Crying fire in a crowded school



Fire alarms have become a routine part of attending school on the John F. Kennedy Campus, dictating schedules to a degree that rivals class bells, students say.

Siren wails have interrupted class at least once a week, often more, during the first two-and-a-half months of school. Students say after they rush out the first or fourth floor entrances it takes at least 25 minutes for school security agents to direct the 3,029 campus body through metal detectors. Those at the end of the line often go home, leaving a dent in some of the eight JFK Campus schools’ classrooms. 

“They do it to skip class, but now they’re actually starting fires. They were lighting toilet paper on fire,” said Joshua Santos, a junior at Bronx Engineering and Technology Academy. “It’s getting annoying.”

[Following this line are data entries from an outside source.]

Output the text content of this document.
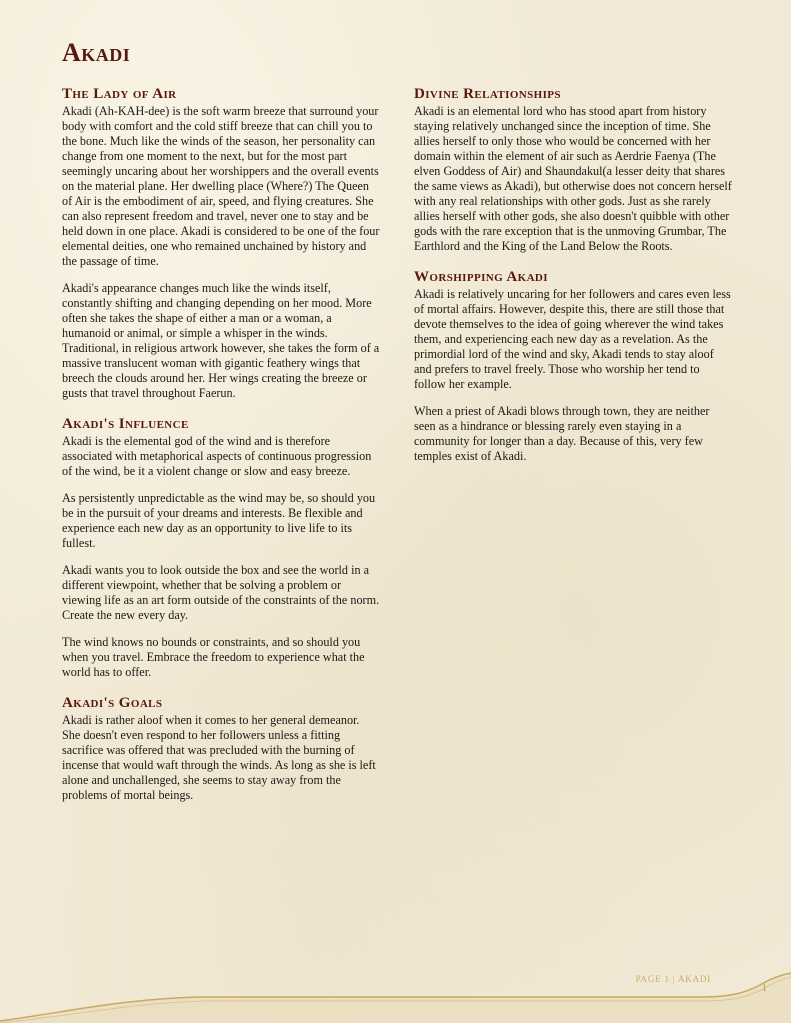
Akadi
The Lady of Air

Akadi (Ah-KAH-dee) is the soft warm breeze that surround your body with comfort and the cold stiff breeze that can chill you to the bone. Much like the winds of the season, her personality can change from one moment to the next, but for the most part seemingly uncaring about her worshippers and the overall events on the material plane. Her dwelling place (Where?) The Queen of Air is the embodiment of air, speed, and flying creatures. She can also represent freedom and travel, never one to stay and be held down in one place. Akadi is considered to be one of the four elemental deities, one who remained unchained by history and the passage of time.

Akadi's appearance changes much like the winds itself, constantly shifting and changing depending on her mood. More often she takes the shape of either a man or a woman, a humanoid or animal, or simple a whisper in the winds. Traditional, in religious artwork however, she takes the form of a massive translucent woman with gigantic feathery wings that breech the clouds around her. Her wings creating the breeze or gusts that travel throughout Faerun.

Akadi's Influence

Akadi is the elemental god of the wind and is therefore associated with metaphorical aspects of continuous progression of the wind, be it a violent change or slow and easy breeze.

As persistently unpredictable as the wind may be, so should you be in the pursuit of your dreams and interests. Be flexible and experience each new day as an opportunity to live life to its fullest.

Akadi wants you to look outside the box and see the world in a different viewpoint, whether that be solving a problem or viewing life as an art form outside of the constraints of the norm. Create the new every day.

The wind knows no bounds or constraints, and so should you when you travel. Embrace the freedom to experience what the world has to offer.

Akadi's Goals

Akadi is rather aloof when it comes to her general demeanor. She doesn't even respond to her followers unless a fitting sacrifice was offered that was precluded with the burning of incense that would waft through the winds. As long as she is left alone and unchallenged, she seems to stay away from the problems of mortal beings.

Divine Relationships

Akadi is an elemental lord who has stood apart from history staying relatively unchanged since the inception of time. She allies herself to only those who would be concerned with her domain within the element of air such as Aerdrie Faenya (The elven Goddess of Air) and Shaundakul(a lesser deity that shares the same views as Akadi), but otherwise does not concern herself with any real relationships with other gods. Just as she rarely allies herself with other gods, she also doesn't quibble with other gods with the rare exception that is the unmoving Grumbar, The Earthlord and the King of the Land Below the Roots.

Worshipping Akadi

Akadi is relatively uncaring for her followers and cares even less of mortal affairs. However, despite this, there are still those that devote themselves to the idea of going wherever the wind takes them, and experiencing each new day as a revelation. As the primordial lord of the wind and sky, Akadi tends to stay aloof and prefers to travel freely. Those who worship her tend to follow her example.

When a priest of Akadi blows through town, they are neither seen as a hindrance or blessing rarely even staying in a community for longer than a day. Because of this, very few temples exist of Akadi.

PAGE 1 | AKADI
1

Though the FDNY said it’s still investigating what sparked a “small rubbish fire” in a fourth floor bathroom of JFK on Oct. 23, students say the blaze was intentionally set. A school security agent arrested a 16-year-old student on Oct. 25 after she was seen yanking the levy of a fire alarm, the 50th Precinct said. She was charged with reckless endangerment.

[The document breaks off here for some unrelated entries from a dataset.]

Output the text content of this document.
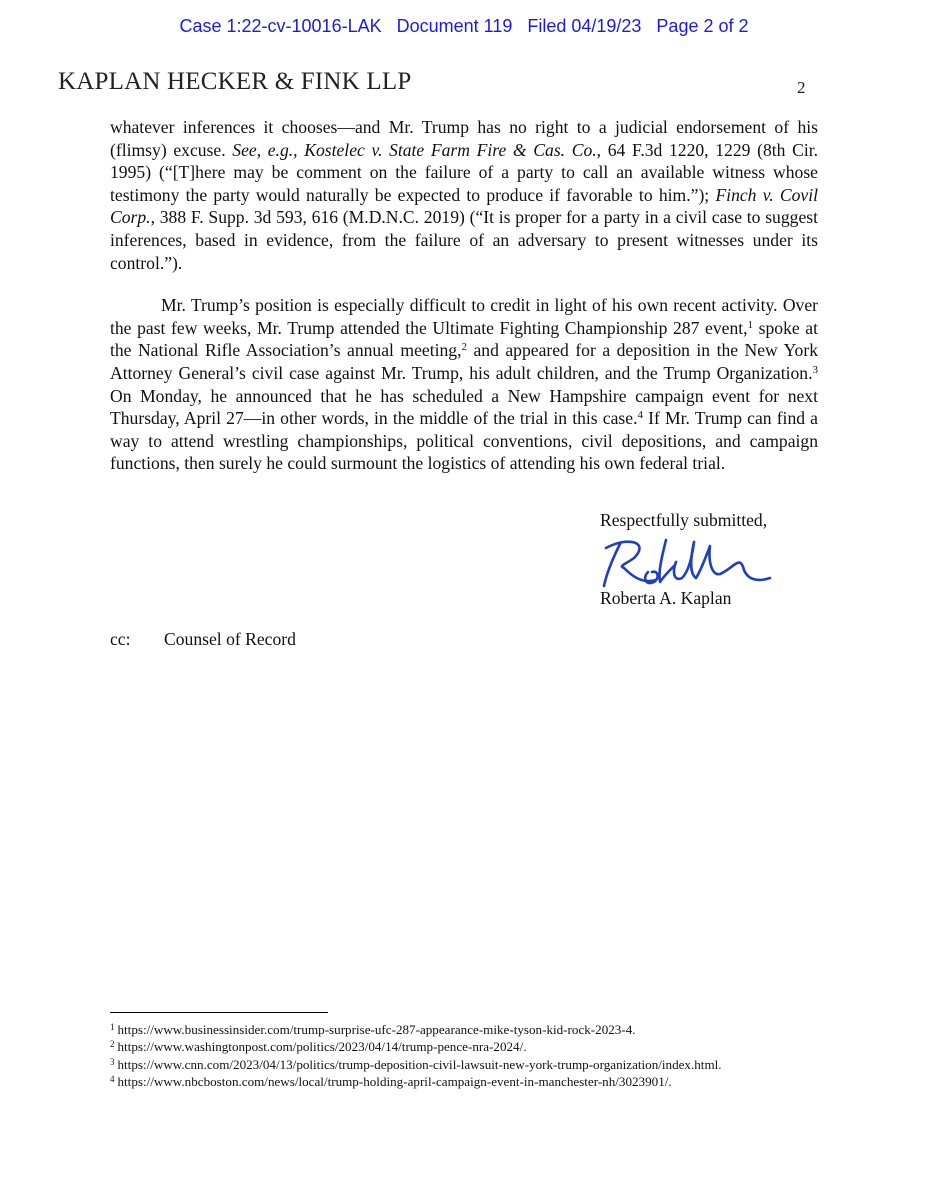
Case 1:22-cv-10016-LAK   Document 119   Filed 04/19/23   Page 2 of 2
KAPLAN HECKER & FINK LLP	2

whatever inferences it chooses—and Mr. Trump has no right to a judicial endorsement of his (flimsy) excuse. See, e.g., Kostelec v. State Farm Fire & Cas. Co., 64 F.3d 1220, 1229 (8th Cir. 1995) (“[T]here may be comment on the failure of a party to call an available witness whose testimony the party would naturally be expected to produce if favorable to him.”); Finch v. Covil Corp., 388 F. Supp. 3d 593, 616 (M.D.N.C. 2019) (“It is proper for a party in a civil case to suggest inferences, based in evidence, from the failure of an adversary to present witnesses under its control.”).

Mr. Trump’s position is especially difficult to credit in light of his own recent activity. Over the past few weeks, Mr. Trump attended the Ultimate Fighting Championship 287 event,$^1$ spoke at the National Rifle Association’s annual meeting,$^2$ and appeared for a deposition in the New York Attorney General’s civil case against Mr. Trump, his adult children, and the Trump Organization.$^3$ On Monday, he announced that he has scheduled a New Hampshire campaign event for next Thursday, April 27—in other words, in the middle of the trial in this case.$^4$ If Mr. Trump can find a way to attend wrestling championships, political conventions, civil depositions, and campaign functions, then surely he could surmount the logistics of attending his own federal trial.

Respectfully submitted,
Roberta A. Kaplan
cc: Counsel of Record
$^1$ https://www.businessinsider.com/trump-surprise-ufc-287-appearance-mike-tyson-kid-rock-2023-4.
$^2$ https://www.washingtonpost.com/politics/2023/04/14/trump-pence-nra-2024/.
$^3$ https://www.cnn.com/2023/04/13/politics/trump-deposition-civil-lawsuit-new-york-trump-organization/index.html.
$^4$ https://www.nbcboston.com/news/local/trump-holding-april-campaign-event-in-manchester-nh/3023901/.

“It’s always a big catastrophe –– people pushing and everything. Say it happens last period, I have a gym and it drops to 10 to 15 students,” said Melanie Sabino, a sophomore at BETA, who says she hopes the alarm doesn’t go off during Algebra again since it’s her hardest subject.

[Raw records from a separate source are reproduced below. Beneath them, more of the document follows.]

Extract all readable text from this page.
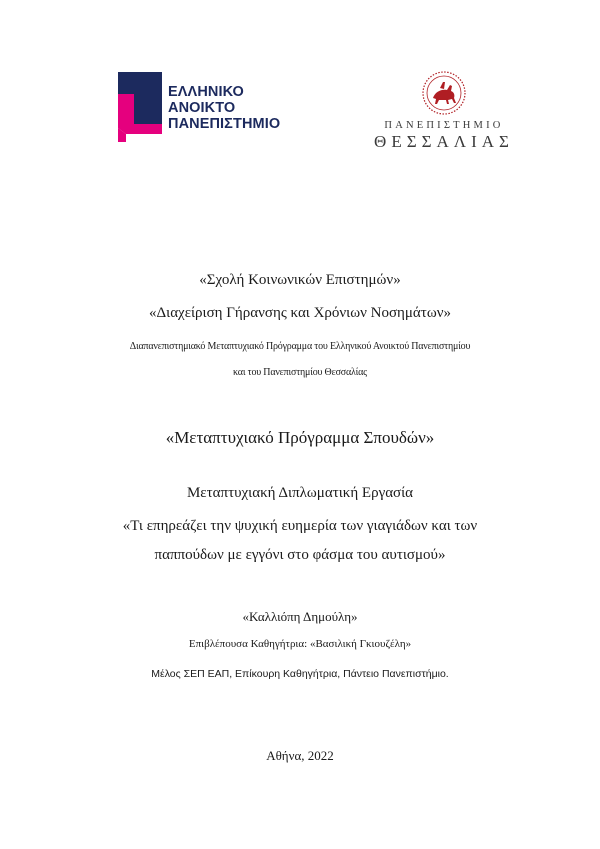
ΕΛΛΗΝΙΚΟ
ΑΝΟΙΚΤΟ
ΠΑΝΕΠΙΣΤΗΜΙΟ	ΠΑΝΕΠΙΣΤΗΜΙΟ
ΘΕΣΣΑΛΙΑΣ
«Σχολή Κοινωνικών Επιστημών»
«Διαχείριση Γήρανσης και Χρόνιων Νοσημάτων»
Διαπανεπιστημιακό Μεταπτυχιακό Πρόγραμμα του Ελληνικού Ανοικτού Πανεπιστημίου
και του Πανεπιστημίου Θεσσαλίας
«Μεταπτυχιακό Πρόγραμμα Σπουδών»
Μεταπτυχιακή Διπλωματική Εργασία
«Τι επηρεάζει την ψυχική ευημερία των γιαγιάδων και των
παππούδων με εγγόνι στο φάσμα του αυτισμού»
«Καλλιόπη Δημούλη»
Επιβλέπουσα Καθηγήτρια: «Βασιλική Γκιουζέλη»
Μέλος ΣΕΠ ΕΑΠ, Επίκουρη Καθηγήτρια, Πάντειο Πανεπιστήμιο.
Αθήνα, 2022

Dihara Jourdain, a freshman at Bronx High School of Law and Finance, said the alarm no longer fazes her.

“We have to go out. But we know they’re pulling it, so we don’t care anymore,” she said.

Lisa Luft, principal of John F. Kennedy High School, said not all of the alarms were accidental. She noted the alarms went off during the bathroom blaze and when an escalator started smoking. Beginning this fall, the DOE has required the JFK Campus to rescan all students after evacuations, which Ms. Luft said has led to longer waits when the school holds fire drills.